また、熱処理としては、成膜処理に限定されず、エッチング処理、酸化拡散処理、改質処理等の全ての熱処理に対して本発明を適用することができる。
また、被処理体としては、半導体ウエハに限定されず、ガラス基板、LCD基板等についても適用することができる。
4 処理容器(温度被制御体)
14 載置台
34 区画壁(温度被制御体)
38 加熱ランプ(加熱手段)
58 シャワーヘッド部(ガス供給手段:温度被制御体)
70A〜70C 熱媒体ジャケット
72 熱媒体循環装置
74 熱媒体
76 貯留槽
78 熱媒体循環系
84 循環ポンプ
88 主熱交換器
90 バイパス路
96 副熱交換器
98 熱交換流路
100 熱電冷却素子
102 熱廃棄ユニット
108 熱廃棄流路
114 熱電対(温度検出センサ部)
116 温度制御部
124 熱交換フィン
W 半導体ウエハ(被処理体)
Claims (10)
- 熱媒体循環系に、温度制御の対象となる温度被制御体と、熱媒体と主たる熱交換を行う主熱交換器と、前記熱媒体を一時的に貯留する貯留槽と、循環ポンプとを介設してなる温度制御用の熱媒体循環装置において、
前記主熱交換器の下流側の前記熱媒体循環系に、副熱交換器を介設し、
前記副熱交換器は、
前記貯留槽の蓋部に設けられて、一端に熱媒体入口を有し、他端に熱媒体出口を有す熱交換流路と、
前記蓋部にその一面が接合された熱電冷却素子と、
前記熱電冷却素子の他面に接合された熱廃棄ユニットとよりなり、
前記熱媒体の温度制御を行うように構成したことを特徴とする熱媒体循環装置。 - 前記循環ポンプの下流側の前記熱媒体循環系に設けられた温度検出センサ部と、
該温度検出センサ部の出力に基づいて前記熱電冷却素子の出力を制御する温度制御部とを備えたことを特徴とする請求項1記載の熱媒体循環装置。 - 前記熱交換流路内には、これに流れる前記熱媒体と接触する複数の熱交換フィンが設けられることを特徴とする請求項1又は2記載の熱媒体循環装置。

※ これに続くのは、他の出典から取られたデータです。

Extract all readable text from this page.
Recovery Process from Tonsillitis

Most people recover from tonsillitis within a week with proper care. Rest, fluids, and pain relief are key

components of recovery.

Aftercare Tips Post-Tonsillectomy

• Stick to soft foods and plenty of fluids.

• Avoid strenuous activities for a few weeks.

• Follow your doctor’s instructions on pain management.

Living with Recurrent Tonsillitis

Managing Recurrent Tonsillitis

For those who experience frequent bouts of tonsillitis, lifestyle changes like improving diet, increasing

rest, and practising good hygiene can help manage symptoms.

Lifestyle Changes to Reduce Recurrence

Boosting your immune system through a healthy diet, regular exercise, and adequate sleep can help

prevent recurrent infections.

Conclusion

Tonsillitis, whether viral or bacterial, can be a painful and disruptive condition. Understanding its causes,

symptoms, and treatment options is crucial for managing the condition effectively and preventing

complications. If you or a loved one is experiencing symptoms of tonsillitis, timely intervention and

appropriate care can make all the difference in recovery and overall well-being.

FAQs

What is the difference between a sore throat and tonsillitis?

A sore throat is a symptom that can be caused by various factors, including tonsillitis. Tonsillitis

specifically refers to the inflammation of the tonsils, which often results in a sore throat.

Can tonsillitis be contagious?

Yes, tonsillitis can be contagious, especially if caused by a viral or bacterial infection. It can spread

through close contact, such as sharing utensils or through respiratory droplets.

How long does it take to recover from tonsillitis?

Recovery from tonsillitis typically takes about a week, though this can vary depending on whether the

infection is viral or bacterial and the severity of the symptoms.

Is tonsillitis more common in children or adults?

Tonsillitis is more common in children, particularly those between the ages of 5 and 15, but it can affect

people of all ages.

- 熱媒体循環系に、温度制御の対象となる温度被制御体と、熱媒体と主たる熱交換を行う主熱交換器と、前記熱媒体を一時的に貯留する貯留槽と、循環ポンプとを介設してなる温度制御用の熱媒体循環装置において、
前記主熱交換器の下流側の前記熱媒体循環系に、副熱交換器を介設し、
前記副熱交換器は、
前記貯留槽の蓋部に設けられて下端が前記貯留槽内に貯留されている熱媒体に浸漬された複数のヒートパイプと、
前記蓋部にその一面が接合された熱電冷却素子と、
前記熱電冷却素子の他面に接合された熱廃棄ユニットとよりなり、
前記熱媒体の温度制御を行うように構成したことを特徴とする熱媒体循環装置。 - 前記主熱交換器及び前記副熱交換器には、廃棄すべき熱を排出するための廃棄熱用熱媒体が、前記順序で流されていることを特徴とする請求項1乃至4のいずれかに記載の熱媒体循環装置。
- 前記主熱交換器に対して前記熱媒体を迂回させるバイパス路を設けるように構成したことを特徴とする請求項1乃至5のいずれかに記載の熱媒体循環装置。
- 必要時には前記熱媒体は前記主熱交換器を迂回して前記バイパス路に流れると共に、前記熱電冷却素子は、前記熱媒体を加熱するように動作することを特徴とする請求項6記載の熱媒体循環装置。
- 前記熱電冷却素子は、ペルチェ素子であることを特徴とする請求項1乃至7のいずれかに記載の熱媒体循環装置。
- 前記温度被制御体は、被処理体に対して所定の処理を行う熱処理装置に用いられる処理容器と、必要なガスを供給するシャワーヘッド部と、加熱ランプを収容するランプ室の区画壁の内の少なくともいずれか1つであることを特徴とする請求項1乃至8のいずれかに記載の熱媒体循環装置。
- 真空引き可能になされた処理容器と、
被処理体を載置する載置台と、
必要なガスを前記処理容器内へ供給するガス供給手段と、
前記被処理体を加熱する加熱手段と、
請求項1乃至9のいずれかに記載の熱媒体循環装置とを備えたことを特徴とする熱処理装置。